Dan Williams Jan. 17, 2025, 5:54 p.m. UTC | #4
Alejandro Lucero Palau wrote:
> 
> On 1/17/25 06:10, Dan Williams wrote:
> > CXL_DECODER_MIXED is a safety mechanism introduced for the case where
> > platform firmware has programmed an endpoint decoder that straddles a
> > DPA partition boundary. While the kernel is careful to only allocate DPA
> > capacity within a single partition there is no guarantee that platform
> > firmware, or anything that touched the device before the current kernel,
> > gets that right.
> >
> > However, __cxl_dpa_reserve() will never get to the CXL_DECODER_MIXED
> > designation because of the way it tracks partition boundaries. A
> > request_resource() that spans ->ram_res and ->pmem_res fails with the
> > following signature:
> >
> >      __cxl_dpa_reserve: cxl_port endpoint15: decoder15.0: failed to reserve allocation
> >
> > CXL_DECODER_MIXED is dead defensive programming after the driver has
> > already given up on the device. It has never offered any protection in
> > practice, just delete it.
> 
> 
> I wonder if the reason for adding this CXL_DECODER_MIXED  does still 
> worth it for fixing __cxl_dpa_reserve instead of just not supporting 
> this case.

See where that "failed to reserve allocation" message is printed. That
leads to the driver giving up on the device before the bad decoder
setting can confuse other code paths.
Ira Weiny Jan. 17, 2025, 6:45 p.m. UTC | #5
Dan Williams wrote:
> CXL_DECODER_MIXED is a safety mechanism introduced for the case where
> platform firmware has programmed an endpoint decoder that straddles a
> DPA partition boundary. While the kernel is careful to only allocate DPA
> capacity within a single partition there is no guarantee that platform
> firmware, or anything that touched the device before the current kernel,
> gets that right.
> 
> However, __cxl_dpa_reserve() will never get to the CXL_DECODER_MIXED
> designation because of the way it tracks partition boundaries.

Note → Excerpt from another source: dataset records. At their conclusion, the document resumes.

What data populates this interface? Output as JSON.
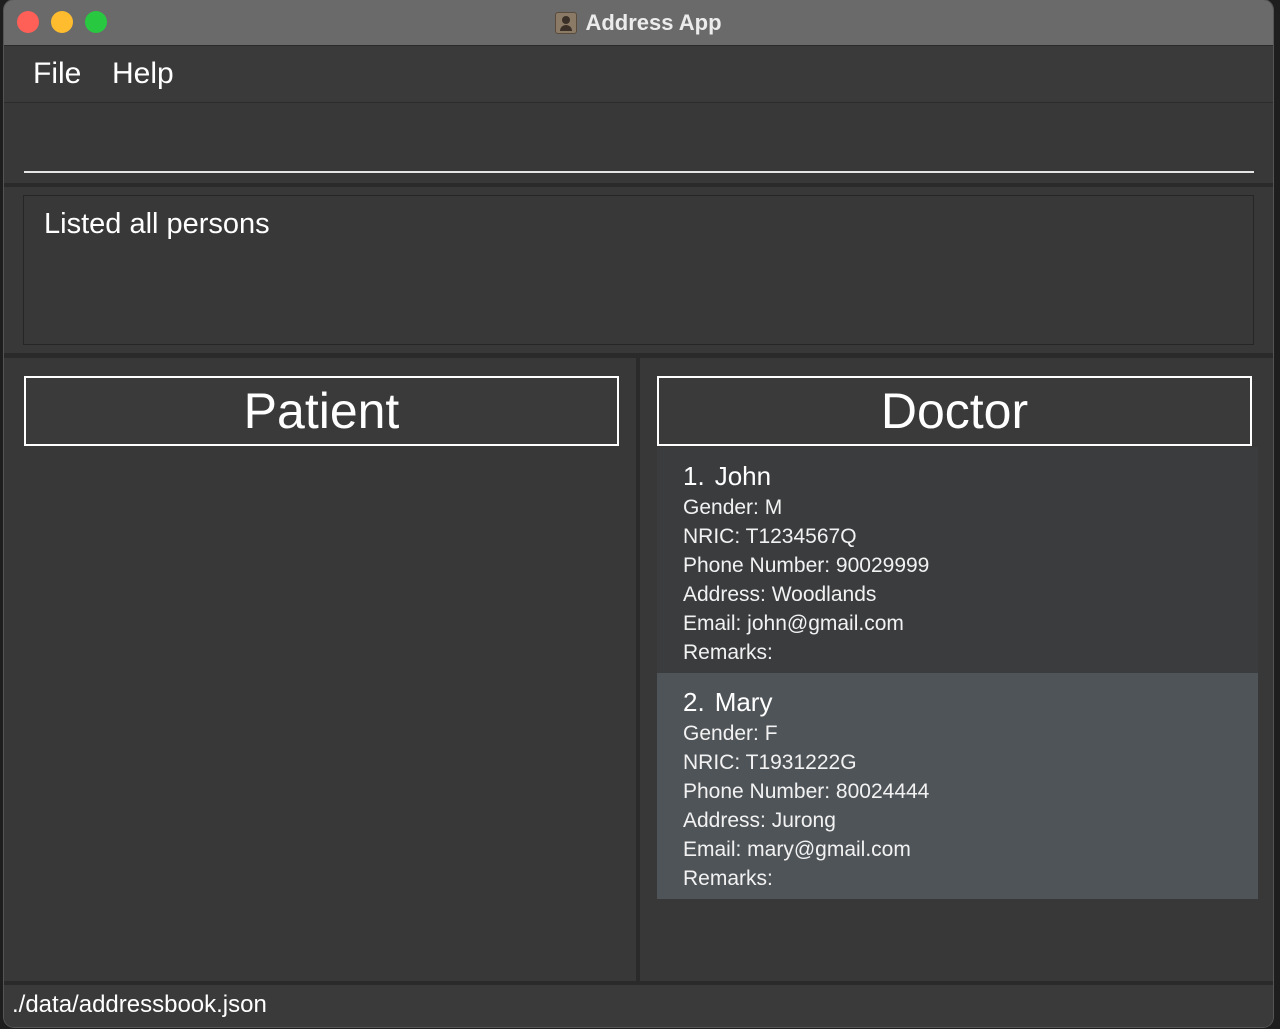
{
  "window": {
    "title": "Address App",
    "icon": "address-book-icon",
    "colors": {
      "close": "#fe5f57",
      "minimize": "#febc2e",
      "maximize": "#28c840"
    }
  },
  "menu": {
    "file_label": "File",
    "help_label": "Help"
  },
  "command": {
    "value": "",
    "placeholder": ""
  },
  "result": {
    "message": "Listed all persons"
  },
  "patient_panel": {
    "header": "Patient",
    "items": []
  },
  "doctor_panel": {
    "header": "Doctor",
    "items": [
      {
        "index": "1.",
        "name": "John",
        "gender": "Gender: M",
        "nric": "NRIC: T1234567Q",
        "phone": "Phone Number: 90029999",
        "address": "Address: Woodlands",
        "email": "Email: john@gmail.com",
        "remarks": "Remarks:"
      },
      {
        "index": "2.",
        "name": "Mary",
        "gender": "Gender: F",
        "nric": "NRIC: T1931222G",
        "phone": "Phone Number: 80024444",
        "address": "Address: Jurong",
        "email": "Email: mary@gmail.com",
        "remarks": "Remarks:"
      }
    ]
  },
  "status": {
    "file_path": "./data/addressbook.json"
  }
}
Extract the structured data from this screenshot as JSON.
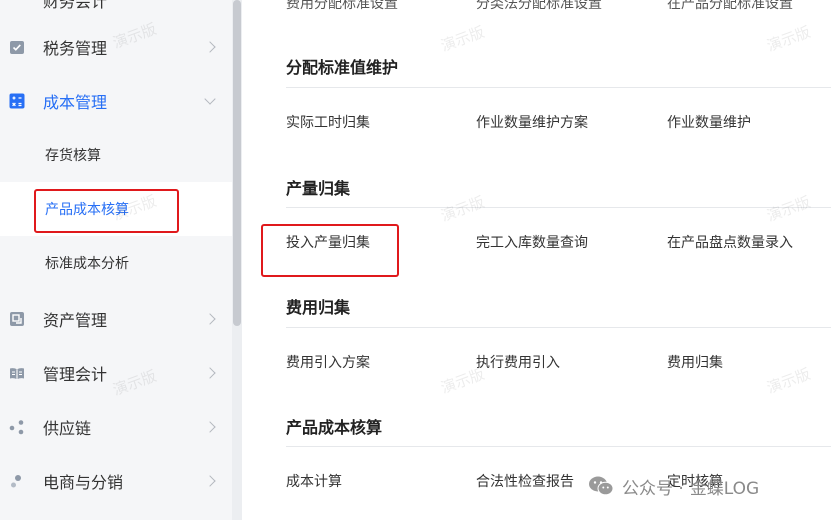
{
  "sidebar": {
    "items": [
      {
        "label": "税务管理",
        "icon": "tax-icon",
        "expanded": false
      },
      {
        "label": "成本管理",
        "icon": "cost-calculator-icon",
        "expanded": true
      },
      {
        "label": "资产管理",
        "icon": "asset-icon",
        "expanded": false
      },
      {
        "label": "管理会计",
        "icon": "management-accounting-icon",
        "expanded": false
      },
      {
        "label": "供应链",
        "icon": "supply-chain-icon",
        "expanded": false
      },
      {
        "label": "电商与分销",
        "icon": "ecommerce-icon",
        "expanded": false
      }
    ],
    "subitems": [
      {
        "label": "存货核算",
        "active": false
      },
      {
        "label": "产品成本核算",
        "active": true
      },
      {
        "label": "标准成本分析",
        "active": false
      }
    ],
    "top_cut_label": "财务会计"
  },
  "main": {
    "top_cut_links": [
      "费用分配标准设置",
      "分类法分配标准设置",
      "在产品分配标准设置"
    ],
    "sections": [
      {
        "title": "分配标准值维护",
        "links": [
          "实际工时归集",
          "作业数量维护方案",
          "作业数量维护"
        ]
      },
      {
        "title": "产量归集",
        "links": [
          "投入产量归集",
          "完工入库数量查询",
          "在产品盘点数量录入"
        ]
      },
      {
        "title": "费用归集",
        "links": [
          "费用引入方案",
          "执行费用引入",
          "费用归集"
        ]
      },
      {
        "title": "产品成本核算",
        "links": [
          "成本计算",
          "合法性检查报告",
          "定时核算"
        ]
      }
    ]
  },
  "watermark_text": "演示版",
  "wechat_footer": {
    "prefix": "公众号 ·",
    "name": "金蝶LOG"
  },
  "colors": {
    "accent": "#276ff5",
    "highlight_box": "#e0191c",
    "sidebar_bg": "#f5f6f8"
  }
}
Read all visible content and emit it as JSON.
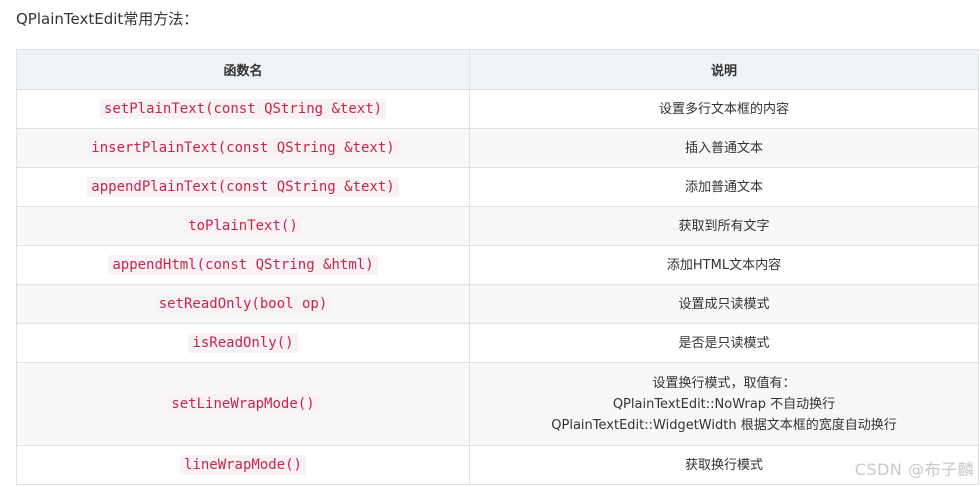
{
  "intro": "QPlainTextEdit常用方法：",
  "table": {
    "headers": [
      "函数名",
      "说明"
    ],
    "rows": [
      {
        "func": "setPlainText(const QString &text)",
        "desc": [
          "设置多行文本框的内容"
        ]
      },
      {
        "func": "insertPlainText(const QString &text)",
        "desc": [
          "插入普通文本"
        ]
      },
      {
        "func": "appendPlainText(const QString &text)",
        "desc": [
          "添加普通文本"
        ]
      },
      {
        "func": "toPlainText()",
        "desc": [
          "获取到所有文字"
        ]
      },
      {
        "func": "appendHtml(const QString &html)",
        "desc": [
          "添加HTML文本内容"
        ]
      },
      {
        "func": "setReadOnly(bool op)",
        "desc": [
          "设置成只读模式"
        ]
      },
      {
        "func": "isReadOnly()",
        "desc": [
          "是否是只读模式"
        ]
      },
      {
        "func": "setLineWrapMode()",
        "desc": [
          "设置换行模式，取值有：",
          "QPlainTextEdit::NoWrap 不自动换行",
          "QPlainTextEdit::WidgetWidth 根据文本框的宽度自动换行"
        ]
      },
      {
        "func": "lineWrapMode()",
        "desc": [
          "获取换行模式"
        ]
      }
    ]
  },
  "watermark": "CSDN @布子麟"
}
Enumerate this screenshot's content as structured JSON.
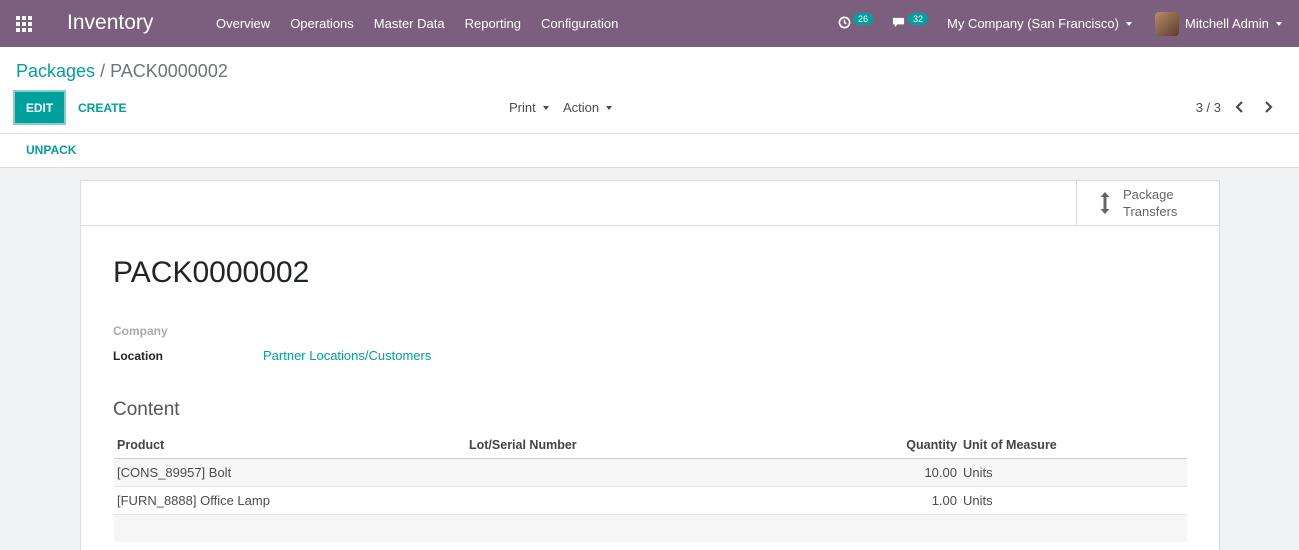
{
  "navbar": {
    "app_title": "Inventory",
    "menu": [
      "Overview",
      "Operations",
      "Master Data",
      "Reporting",
      "Configuration"
    ],
    "activity_count": "26",
    "message_count": "32",
    "company": "My Company (San Francisco)",
    "user": "Mitchell Admin",
    "color": "#7c5f7e"
  },
  "breadcrumb": {
    "parent": "Packages",
    "current": "PACK0000002"
  },
  "controls": {
    "edit": "EDIT",
    "create": "CREATE",
    "print": "Print",
    "action": "Action",
    "pager": "3 / 3",
    "accent": "#00a09d"
  },
  "statusbar": {
    "unpack": "UNPACK"
  },
  "smart_button": {
    "line1": "Package",
    "line2": "Transfers",
    "icon": "arrows-v-icon"
  },
  "record": {
    "name": "PACK0000002",
    "company_label": "Company",
    "location_label": "Location",
    "location_value": "Partner Locations/Customers",
    "content_title": "Content"
  },
  "table": {
    "headers": [
      "Product",
      "Lot/Serial Number",
      "Quantity",
      "Unit of Measure"
    ],
    "rows": [
      {
        "product": "[CONS_89957] Bolt",
        "lot": "",
        "quantity": "10.00",
        "uom": "Units"
      },
      {
        "product": "[FURN_8888] Office Lamp",
        "lot": "",
        "quantity": "1.00",
        "uom": "Units"
      }
    ]
  }
}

A
> request_resource() that spans ->ram_res and ->pmem_res fails with the
> following signature:
> 
>     __cxl_dpa_reserve: cxl_port endpoint15: decoder15.0: failed to reserve allocation
> 
> CXL_DECODER_MIXED is dead defensive programming after the driver has
> already given up on the device. It has never offered any protection in
> practice, just delete it.
> 
> Signed-off-by: Dan Williams <dan.j.williams@intel.com>

Reviewed-by: Ira Weiny <ira.weiny@intel.com>

[snip]
diff mbox series

Patch

diff --git a/drivers/cxl/core/hdm.c b/drivers/cxl/core/hdm.c
index 28edd5822486..be8556119d94 100644
--- a/drivers/cxl/core/hdm.c
+++ b/drivers/cxl/core/hdm.c
@@ -329,12 +329,12 @@  static int __cxl_dpa_reserve(struct cxl_endpoint_decoder *cxled,
 
 	if (resource_contains(&cxlds->pmem_res, res))
 		cxled->mode = CXL_DECODER_PMEM;
-	else if (resource_contains(&cxlds->ram_res, res))
+	if (resource_contains(&cxlds->ram_res, res))
 		cxled->mode = CXL_DECODER_RAM;
 	else {
-		dev_warn(dev, "decoder%d.%d: %pr mixed mode not supported\n",
-			 port->id, cxled->cxld.id, cxled->dpa_res);
-		cxled->mode = CXL_DECODER_MIXED;
+		dev_warn(dev, "decoder%d.%d: %pr does not map any partition\n",
+			 port->id, cxled->cxld.id, res);
+		cxled->mode = CXL_DECODER_NONE;
 	}
 
 	port->hdm_end++;
diff --git a/drivers/cxl/core/region.c b/drivers/cxl/core/region.c
index d77899650798..e4885acac853 100644
--- a/drivers/cxl/core/region.c
+++ b/drivers/cxl/core/region.c
@@ -2725,18 +2725,6 @@  static int poison_by_decoder(struct device *dev, void *arg)
 	if (!cxled->dpa_res || !resource_size(cxled->dpa_res))
 		return rc;
 
-	/*
-	 * Regions are only created with single mode decoders: pmem or ram.
-	 * Linux does not support mixed mode decoders. This means that
-	 * reading poison per endpoint decoder adheres to the requirement
-	 * that poison reads of pmem and ram must be separated.
-	 * CXL 3.0 Spec 8.2.9.8.4.1
-	 */
-	if (cxled->mode == CXL_DECODER_MIXED) {
-		dev_dbg(dev, "poison list read unsupported in mixed mode\n");
-		return rc;
-	}
-
 	cxlmd = cxled_to_memdev(cxled);
 	if (cxled->skip) {
 		offset = cxled->dpa_res->start - cxled->skip;
diff --git a/drivers/cxl/cxl.h b/drivers/cxl/cxl.h
index f6015f24ad38..0fb8d70fa3e5 100644
--- a/drivers/cxl/cxl.h
+++ b/drivers/cxl/cxl.h
@@ -379,7 +379,6 @@  enum cxl_decoder_mode {
 	CXL_DECODER_NONE,
 	CXL_DECODER_RAM,
 	CXL_DECODER_PMEM,
-	CXL_DECODER_MIXED,
 	CXL_DECODER_DEAD,
 };
 
@@ -389,10 +388,9 @@  static inline const char *cxl_decoder_mode_name(enum cxl_decoder_mode mode)
 		[CXL_DECODER_NONE] = "none",
 		[CXL_DECODER_RAM] = "ram",
 		[CXL_DECODER_PMEM] = "pmem",
-		[CXL_DECODER_MIXED] = "mixed",
 	};
 
-	if (mode >= CXL_DECODER_NONE && mode <= CXL_DECODER_MIXED)
+	if (mode >= CXL_DECODER_NONE && mode <= CXL_DECODER_PMEM)
 		return names[mode];
 	return "mixed";
 }